Even by his own standards, though, Ho’s performance in Doe is inexplicable. First, he construed Louisiana tort law to conclude that as a “professional rescuer,” Officer Doe had no right to bring a lawsuit against anyone for his injuries on duty. (This was an issue not raised below, or briefed by the parties.) Thus, Mckesson should not be on the hook for Doe’s injuries. As for the First Amendment question, he said, Mckesson deserves to lose.

Why? Claiborne Hardware concerned a boycott by NAACP leaders of white stores in Port Gibson, Mississippi. The boycott demanded an end to racist hiring practices in those stores.  Ho now claimed this made Mckesson’s case completely different:

The theory of liability rejected in Claiborne Hardware was inherently premised on the content of expressive activity.
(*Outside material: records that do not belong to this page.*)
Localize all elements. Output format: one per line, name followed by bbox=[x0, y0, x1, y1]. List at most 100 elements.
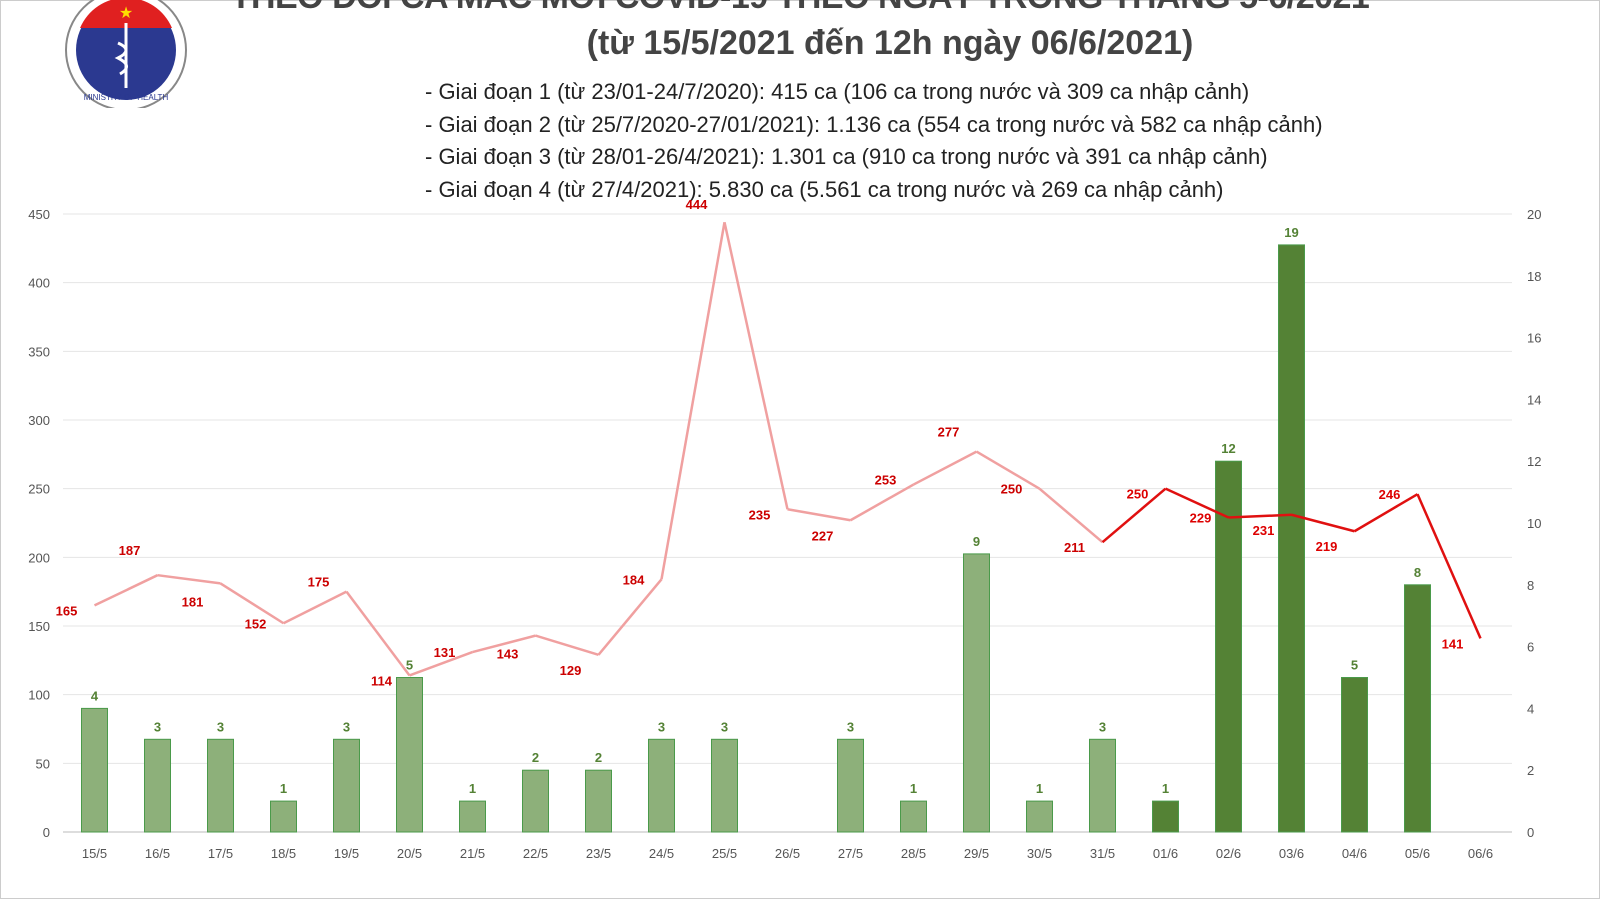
line-segment bbox=[1101, 487, 1167, 544]
bar bbox=[270, 800, 297, 833]
line-label: 175 bbox=[308, 575, 330, 590]
line-label: 143 bbox=[497, 647, 519, 662]
line-label: 184 bbox=[623, 572, 645, 587]
bar-label: 3 bbox=[658, 719, 665, 734]
bar-label: 1 bbox=[469, 781, 476, 796]
bar-label: 3 bbox=[343, 719, 350, 734]
bar-label: 1 bbox=[1036, 781, 1043, 796]
right-tick-label: 2 bbox=[1527, 763, 1534, 778]
bar-label: 3 bbox=[154, 719, 161, 734]
line-label: 229 bbox=[1190, 511, 1212, 526]
x-tick-label: 23/5 bbox=[586, 846, 611, 861]
bar bbox=[333, 738, 360, 833]
right-tick-label: 0 bbox=[1527, 825, 1534, 840]
line-label: 277 bbox=[938, 425, 960, 440]
line-label: 211 bbox=[1064, 540, 1085, 555]
x-tick-label: 17/5 bbox=[208, 846, 233, 861]
line-segment bbox=[282, 590, 348, 625]
bar-label: 9 bbox=[973, 534, 980, 549]
line-label: 141 bbox=[1442, 636, 1464, 651]
line-label: 231 bbox=[1253, 523, 1275, 538]
line-segment bbox=[1228, 513, 1292, 519]
ministry-of-health-logo: ★ MINISTRY OF HEALTH bbox=[65, 0, 187, 108]
bar-label: 1 bbox=[280, 781, 287, 796]
line-label: 129 bbox=[560, 663, 582, 678]
bar-label: 1 bbox=[910, 781, 917, 796]
bar-label: 12 bbox=[1221, 441, 1235, 456]
line-segment bbox=[345, 590, 411, 677]
x-tick-label: 02/6 bbox=[1216, 846, 1241, 861]
bar bbox=[1215, 460, 1242, 833]
bar bbox=[81, 707, 108, 833]
line-segment bbox=[1353, 493, 1419, 533]
right-tick-label: 16 bbox=[1527, 331, 1541, 346]
x-tick-label: 20/5 bbox=[397, 846, 422, 861]
bar bbox=[207, 738, 234, 833]
left-tick-label: 100 bbox=[28, 688, 50, 703]
line-label: 152 bbox=[245, 616, 267, 631]
line-label: 165 bbox=[56, 603, 78, 618]
line-label: 235 bbox=[749, 507, 771, 522]
x-tick-label: 24/5 bbox=[649, 846, 674, 861]
bar bbox=[1278, 244, 1305, 833]
right-tick-label: 14 bbox=[1527, 392, 1541, 407]
x-tick-label: 19/5 bbox=[334, 846, 359, 861]
bar bbox=[1089, 738, 1116, 833]
line-segment bbox=[219, 582, 285, 625]
line-segment bbox=[93, 574, 159, 607]
svg-text:★: ★ bbox=[119, 5, 133, 22]
line-segment bbox=[1164, 487, 1230, 519]
right-tick-label: 8 bbox=[1527, 578, 1534, 593]
line-label: 250 bbox=[1127, 487, 1149, 502]
notes: - Giai đoạn 1 (từ 23/01-24/7/2020): 415 … bbox=[425, 76, 1323, 206]
note-line: - Giai đoạn 3 (từ 28/01-26/4/2021): 1.30… bbox=[425, 144, 1268, 169]
x-tick-label: 05/6 bbox=[1405, 846, 1430, 861]
left-tick-label: 200 bbox=[28, 550, 50, 565]
bar bbox=[648, 738, 675, 833]
x-tick-label: 16/5 bbox=[145, 846, 170, 861]
line-label: 246 bbox=[1379, 487, 1401, 502]
bar bbox=[711, 738, 738, 833]
bar-label: 2 bbox=[532, 750, 539, 765]
line-segment bbox=[1416, 493, 1482, 639]
line-segment bbox=[660, 222, 726, 580]
x-tick-label: 29/5 bbox=[964, 846, 989, 861]
bar-label: 3 bbox=[217, 719, 224, 734]
line-label: 227 bbox=[812, 528, 834, 543]
bar bbox=[522, 769, 549, 833]
line-segment bbox=[723, 221, 789, 510]
bar-label: 19 bbox=[1284, 225, 1298, 240]
bar bbox=[396, 677, 423, 833]
line-label: 250 bbox=[1001, 482, 1023, 497]
right-tick-label: 6 bbox=[1527, 640, 1534, 655]
line-segment bbox=[157, 573, 221, 585]
line-segment bbox=[1038, 487, 1104, 544]
chart-subtitle: (từ 15/5/2021 đến 12h ngày 06/6/2021) bbox=[586, 24, 1194, 62]
x-tick-label: 28/5 bbox=[901, 846, 926, 861]
bar-label: 4 bbox=[91, 688, 99, 703]
right-tick-label: 12 bbox=[1527, 454, 1541, 469]
x-tick-label: 15/5 bbox=[82, 846, 107, 861]
bar-label: 1 bbox=[1162, 781, 1169, 796]
bar bbox=[1341, 677, 1368, 833]
line-segment bbox=[535, 634, 599, 657]
left-tick-label: 300 bbox=[28, 413, 50, 428]
bar-label: 2 bbox=[595, 750, 602, 765]
x-tick-label: 30/5 bbox=[1027, 846, 1052, 861]
x-tick-label: 03/6 bbox=[1279, 846, 1304, 861]
note-line: - Giai đoạn 1 (từ 23/01-24/7/2020): 415 … bbox=[425, 79, 1250, 104]
left-tick-label: 250 bbox=[28, 482, 50, 497]
line-segment bbox=[409, 650, 473, 677]
right-tick-label: 18 bbox=[1527, 269, 1541, 284]
line-segment bbox=[787, 508, 851, 522]
left-tick-label: 400 bbox=[28, 276, 50, 291]
bar bbox=[1152, 800, 1179, 833]
right-tick-label: 4 bbox=[1527, 701, 1534, 716]
bar bbox=[1404, 584, 1431, 833]
left-tick-label: 350 bbox=[28, 344, 50, 359]
bar bbox=[1026, 800, 1053, 833]
bar-label: 5 bbox=[1351, 658, 1358, 673]
line-segment bbox=[912, 450, 978, 486]
line-label: 253 bbox=[875, 473, 897, 488]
If the defendants had advocated in favor of the white merchants, no court would have held them liable for such speech. So the tort liability theory adopted by the state courts necessarily turned on the content of the defendants’ expressive activities.

This description of Claiborne Hardware—that the Mississippi law at issue in Claiborne Hardware contained a racial element, making the ruling applicable to protests against segregation only—is, not to put too fine a point on it, swill. I cannot find anything in the record to support it.
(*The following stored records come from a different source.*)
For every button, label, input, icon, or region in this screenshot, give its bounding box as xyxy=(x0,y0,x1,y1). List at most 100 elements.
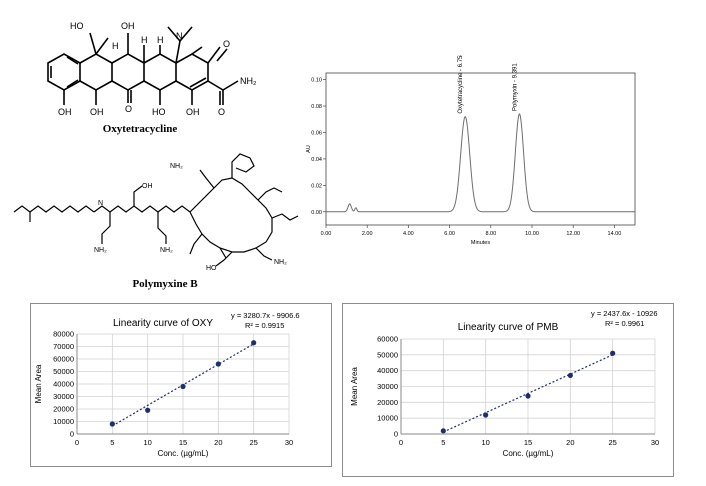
r-squared: R² = 0.9915 xyxy=(245,321,284,330)
polymyxin-label: Polymyxine B xyxy=(132,278,198,290)
chromatogram-panel: 0.00 0.02 0.04 0.06 0.08 0.10 0.00 2.00 4.00 6.00… xyxy=(300,52,645,255)
chrom-xtick-label: 0.00 xyxy=(321,231,332,237)
chromatogram-chart: 0.00 0.02 0.04 0.06 0.08 0.10 0.00 2.00 4.00 6.00… xyxy=(306,52,636,246)
ytick-label: 0 xyxy=(394,430,398,439)
xtick-label: 20 xyxy=(566,438,574,447)
chrom-peak-label: Polymyxin - 9.391 xyxy=(512,63,518,111)
ytick-label: 10000 xyxy=(53,417,74,426)
xtick-label: 25 xyxy=(249,438,257,447)
xtick-label: 5 xyxy=(110,438,114,447)
chrom-ylabel: AU xyxy=(306,145,312,153)
oxytetracycline-label: Oxytetracycline xyxy=(102,123,178,135)
trend-equation: y = 2437.6x - 10926 xyxy=(591,309,658,318)
r-squared: R² = 0.9961 xyxy=(605,319,644,328)
chrom-ytick-label: 0.10 xyxy=(311,78,322,84)
atom-pmb-nh2-1: NH₂ xyxy=(94,247,107,254)
data-point xyxy=(109,421,115,427)
chart-title: Linearity curve of OXY xyxy=(113,318,213,329)
ytick-label: 10000 xyxy=(377,414,398,423)
chrom-plot-frame xyxy=(325,72,636,226)
atom-pmb-nh2-3: NH₂ xyxy=(170,163,183,170)
atom-pmb-nh2-2: NH₂ xyxy=(160,247,173,254)
pmb-linearity-box: 0 10000 20000 30000 40000 50000 60000 0 5 10 15 20 2… xyxy=(342,303,674,477)
atom-h-1: H xyxy=(112,41,119,51)
xtick-label: 15 xyxy=(524,438,532,447)
data-point xyxy=(567,372,573,379)
chrom-xtick-label: 2.00 xyxy=(362,231,373,237)
data-point xyxy=(145,407,151,413)
data-point xyxy=(525,393,531,399)
atom-pmb-ho: HO xyxy=(206,265,217,272)
chrom-xtick-label: 12.00 xyxy=(566,231,580,237)
xtick-label: 25 xyxy=(608,438,616,447)
chrom-ytick-label: 0.02 xyxy=(311,183,322,189)
xtick-label: 15 xyxy=(179,438,187,447)
data-point xyxy=(610,350,616,356)
atom-oh-bottom-left: OH xyxy=(58,107,72,117)
xtick-label: 30 xyxy=(285,438,293,447)
ytick-label: 50000 xyxy=(53,367,74,376)
chrom-xtick-label: 6.00 xyxy=(444,231,455,237)
oxy-linearity-chart: 0 10000 20000 30000 40000 50000 60000 70000 8000… xyxy=(34,311,300,458)
xtick-label: 0 xyxy=(75,438,79,447)
pmb-linearity-chart: 0 10000 20000 30000 40000 50000 60000 0 5 10 15 20 2… xyxy=(350,309,659,458)
atom-n-dimethyl: N xyxy=(176,31,183,41)
ytick-label: 60000 xyxy=(377,335,398,344)
atom-o-amide: O xyxy=(218,107,225,117)
ytick-label: 60000 xyxy=(53,355,74,364)
chrom-xlabel: Minutes xyxy=(471,240,491,246)
ytick-label: 70000 xyxy=(53,342,74,351)
chrom-ytick-label: 0.06 xyxy=(311,130,322,136)
chrom-xtick-label: 8.00 xyxy=(485,231,496,237)
atom-oh-bottom-right: OH xyxy=(186,107,200,117)
chrom-ytick-label: 0.04 xyxy=(311,157,322,163)
ytick-label: 30000 xyxy=(377,382,398,391)
atom-pmb-n: N xyxy=(98,200,103,207)
chrom-ytick-label: 0.08 xyxy=(311,104,322,110)
xtick-label: 10 xyxy=(481,438,489,447)
polymyxin-structure: NH₂ NH₂ NH₂ NH₂ OH HO N xyxy=(10,148,310,278)
oxy-linearity-box: 0 10000 20000 30000 40000 50000 60000 70000 8000… xyxy=(30,303,332,467)
chrom-xtick-label: 4.00 xyxy=(403,231,414,237)
x-axis-label: Conc. (µg/mL) xyxy=(503,449,554,458)
chrom-trace xyxy=(326,113,635,213)
chrom-xtick-label: 10.00 xyxy=(525,231,539,237)
ytick-label: 30000 xyxy=(53,392,74,401)
data-point xyxy=(215,361,221,367)
chrom-peak-label: Oxytetracycline - 6.758 xyxy=(458,55,464,114)
xtick-label: 5 xyxy=(441,438,445,447)
chart-title: Linearity curve of PMB xyxy=(458,322,559,333)
ytick-label: 20000 xyxy=(53,405,74,414)
atom-h-3: H xyxy=(157,35,164,45)
xtick-label: 0 xyxy=(399,438,403,447)
atom-h-2: H xyxy=(141,35,148,45)
xtick-label: 30 xyxy=(651,438,659,447)
oxytetracycline-structure: HO OH H H H N O NH₂ OH OH O HO OH O xyxy=(20,5,280,140)
atom-o-bottom: O xyxy=(125,104,132,114)
ytick-label: 0 xyxy=(70,430,74,439)
data-point xyxy=(483,412,489,418)
xtick-label: 20 xyxy=(214,438,222,447)
polymyxin-drawing: NH₂ NH₂ NH₂ NH₂ OH HO N xyxy=(13,153,299,272)
x-axis-label: Conc. (µg/mL) xyxy=(158,449,209,458)
atom-ho-bottom: HO xyxy=(152,107,166,117)
chrom-ytick-label: 0.00 xyxy=(311,210,322,216)
ytick-label: 80000 xyxy=(53,330,74,339)
atom-oh-bottom-mid: OH xyxy=(90,107,104,117)
ytick-label: 40000 xyxy=(377,366,398,375)
atom-ho-top-left: HO xyxy=(70,21,84,31)
chrom-xtick-label: 14.00 xyxy=(608,231,622,237)
data-point xyxy=(180,383,186,390)
oxytetracycline-drawing: HO OH H H H N O NH₂ OH OH O HO OH O xyxy=(47,21,257,117)
atom-pmb-oh: OH xyxy=(142,183,153,190)
data-point xyxy=(440,428,446,434)
ytick-label: 40000 xyxy=(53,380,74,389)
atom-pmb-nh2-4: NH₂ xyxy=(274,259,287,266)
y-axis-label: Mean Area xyxy=(350,367,359,406)
xtick-label: 10 xyxy=(143,438,151,447)
trend-equation: y = 3280.7x - 9906.6 xyxy=(231,311,300,320)
ytick-label: 50000 xyxy=(377,350,398,359)
ytick-label: 20000 xyxy=(377,398,398,407)
y-axis-label: Mean Area xyxy=(34,364,43,403)
atom-nh2: NH₂ xyxy=(240,76,257,86)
Mississippi certainly had explicitly racial statutes, but they weren’t at stake in this case. Instead, it focused on the common-law tort of conspiracy, which has no racial element. The verdict was undoubtedly a product of racism—but the law the Mississippi courts applied did not contain the inherent racial premise Ho invented. And if the motive of the plaintiff is the test, then the verdict against Mckesson seems just as much a product of racism as was the one in Claiborne Hardware.

One conservative commentator tried to distinguish Claiborne Hardware from Mckesson by suggesting that in Mckesson’s case, the demonstrators were breaking the law by demonstrating on the highway outside the police headquarters. Police did arrest Mckesson and others at the scene on that charge—but then declined to prosecute. So any illegality is theoretical. An amicus brief filed by a dream team of First Amendment scholars reminds the Supreme Court that most of the major civil-rights protests involved technical acts of trespass or other minor violations:

If a protest organizer tells followers to trespass or occupy a road, the organizer can be held responsible for violating that particular ordinance. But allowing open-ended civil liability for protest organizers following any minor bre[a]ch is far too aggressive, and such liability could have potentially stifled many historical movements that helped shape our nation for the better.

I have no idea why Judge Ho would distort the record this way. But I do note that he has already made clear that he sees protecting police as a major concern. He has tortured the facts of Mckesson in a way that preserves the possibility that police can sue demonstrators. Since the en banc court did not vacate it, the the panel’s third opinion—demonstration organizers can be held liable for the actions of others—remains good law in the Fifth Circuit. Some states do not have a “professional rescuer” rule, and in others (even in Louisiana, the next time a police officer wants to silence an uppity protester), good lawyers will find a way around it. DeRay Mckesson’s specific case may be dismissed—but the next unpopular defendant may face bankruptcy.

Back in the 1930s, Lou Costello pretended not to understand who was really on first—but it was part of the act. Any sophisticated observer understands the solemn shtick being enacted in Mckesson. In the post-legal era brought on by the ascent of Trump, the venerable rights of speech and assembly are under assault in ways they have not been for 50 years. The flood of extremists onto the appellate bench has put some very basic First Amendment principles in play.

The conservative majority on the Supreme Court, of course, never tires of lecturing the rest of us about its deeply principled commitment to free speech—regardless of the beliefs of the speaker. In the Fifth Circuit—the old-South states of Louisiana, Mississippi, and Texas—the Court of Appeals is signaling open season on minority activism. The time to drop the curtain on this jurisprudential clown show is now.